Deepening turmoil in the Middle East may have provided the biggest catalyst behind the recent advance of crude oil prices. As Saudi Arabia entered its third week of aerial bombings on Yemen, fears about regional supply disruptions emerged after military personnel loyal to Yemen’s ousted President Abdurabuh Mansour Hadi took control of the Masila oil fields.
The 21st century has provided several examples of how geopolitical conflicts can prop up oil prices despite no underlying supply-demand imbalance. The two most recent examples are the Syria war and conflict in Ukraine.
Worsening Supply Glut
No discussion of crude prices is complete without commenting on the worsening supply glut.
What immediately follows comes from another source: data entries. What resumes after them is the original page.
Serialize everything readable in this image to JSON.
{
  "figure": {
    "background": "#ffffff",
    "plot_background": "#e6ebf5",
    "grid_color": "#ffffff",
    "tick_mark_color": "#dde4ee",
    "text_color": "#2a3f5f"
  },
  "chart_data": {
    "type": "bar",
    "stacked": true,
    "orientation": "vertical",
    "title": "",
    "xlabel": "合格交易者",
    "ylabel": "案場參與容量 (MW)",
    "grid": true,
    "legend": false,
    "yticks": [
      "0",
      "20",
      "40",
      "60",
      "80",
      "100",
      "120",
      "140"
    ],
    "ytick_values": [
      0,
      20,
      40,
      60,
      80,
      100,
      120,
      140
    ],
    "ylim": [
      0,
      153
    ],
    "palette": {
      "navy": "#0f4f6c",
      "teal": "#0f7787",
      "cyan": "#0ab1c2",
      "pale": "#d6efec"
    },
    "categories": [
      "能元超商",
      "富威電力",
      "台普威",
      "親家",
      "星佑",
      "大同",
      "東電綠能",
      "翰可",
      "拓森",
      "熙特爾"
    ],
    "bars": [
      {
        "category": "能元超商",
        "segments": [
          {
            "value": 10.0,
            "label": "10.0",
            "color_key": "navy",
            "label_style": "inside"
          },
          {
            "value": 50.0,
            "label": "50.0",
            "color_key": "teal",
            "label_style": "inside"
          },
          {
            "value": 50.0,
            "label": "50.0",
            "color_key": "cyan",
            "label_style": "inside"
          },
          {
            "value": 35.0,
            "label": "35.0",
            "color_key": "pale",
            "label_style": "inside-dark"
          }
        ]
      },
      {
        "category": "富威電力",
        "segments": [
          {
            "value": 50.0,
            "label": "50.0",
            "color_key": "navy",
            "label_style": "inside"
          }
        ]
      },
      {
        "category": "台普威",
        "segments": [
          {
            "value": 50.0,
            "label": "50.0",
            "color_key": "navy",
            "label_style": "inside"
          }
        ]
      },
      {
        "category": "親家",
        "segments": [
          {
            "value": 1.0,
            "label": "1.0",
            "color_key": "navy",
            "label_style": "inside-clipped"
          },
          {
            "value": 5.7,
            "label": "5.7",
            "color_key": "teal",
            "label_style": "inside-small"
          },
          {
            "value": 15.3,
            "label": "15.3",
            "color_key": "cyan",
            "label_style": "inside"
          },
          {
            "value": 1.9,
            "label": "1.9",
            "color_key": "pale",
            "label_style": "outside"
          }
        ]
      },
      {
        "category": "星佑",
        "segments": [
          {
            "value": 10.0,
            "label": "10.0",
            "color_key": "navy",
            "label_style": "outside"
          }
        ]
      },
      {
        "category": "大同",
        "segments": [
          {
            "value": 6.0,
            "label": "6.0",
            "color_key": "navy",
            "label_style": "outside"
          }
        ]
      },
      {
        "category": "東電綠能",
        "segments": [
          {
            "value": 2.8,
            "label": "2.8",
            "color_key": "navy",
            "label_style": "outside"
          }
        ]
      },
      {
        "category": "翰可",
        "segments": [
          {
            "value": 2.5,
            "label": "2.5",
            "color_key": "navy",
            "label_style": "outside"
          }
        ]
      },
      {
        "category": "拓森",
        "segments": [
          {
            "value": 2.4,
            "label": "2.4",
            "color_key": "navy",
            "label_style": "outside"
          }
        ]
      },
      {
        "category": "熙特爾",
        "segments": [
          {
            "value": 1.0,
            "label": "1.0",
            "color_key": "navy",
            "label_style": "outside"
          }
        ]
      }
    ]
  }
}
The global oversupply of crude is expected to worsen over the next several years, according to the US Energy Information Administration (EIA). The EIA recently said it expects US production to rise and peak at 10.6 million barrels per day in 2020. It is expected to moderate at 9.4 million in 2040.
Who’s responsible for the supply glut? Both OPEC and non-OPEC nations are deflecting the blame. The Organization of the Petroleum Exporting Countries (OPEC), which provides 30 percent of the world’s oil supply, has publicly stated it is not willing to “fix” prices without non-OPEC participation. Saudi Arabian production is currently at record highs, while Iran is planning to increase oil exports later this year, pending a successful agreement on its nuclear program.
What’s next for oil prices? The answer depends on your frame of reference. Crude oil is technically bullish, as the market appears to be shifting away from its previous range-driven environment. The $55 a barrel price point is a key “neutral” point for Brent. At this rate, it would take a significant reversal to push Brent back into bearish territory.
Long-term, the view is cautious at best, as analysts continue to warn about structural weakness in the market. The fundamentals paint a very clear picture of where crude prices will end up; while they are likely to remain supported above mult-year lows, few forecasts see Brent crude averaging more than $65-$70 a barrel over the next few years. The International Monetary Fund (IMF), for example, sees Brent crude at a little more than $58 a barrel in 2015. Prices are expected to rise to just over $65 in 2016, before approaching $70 a barrel the following year.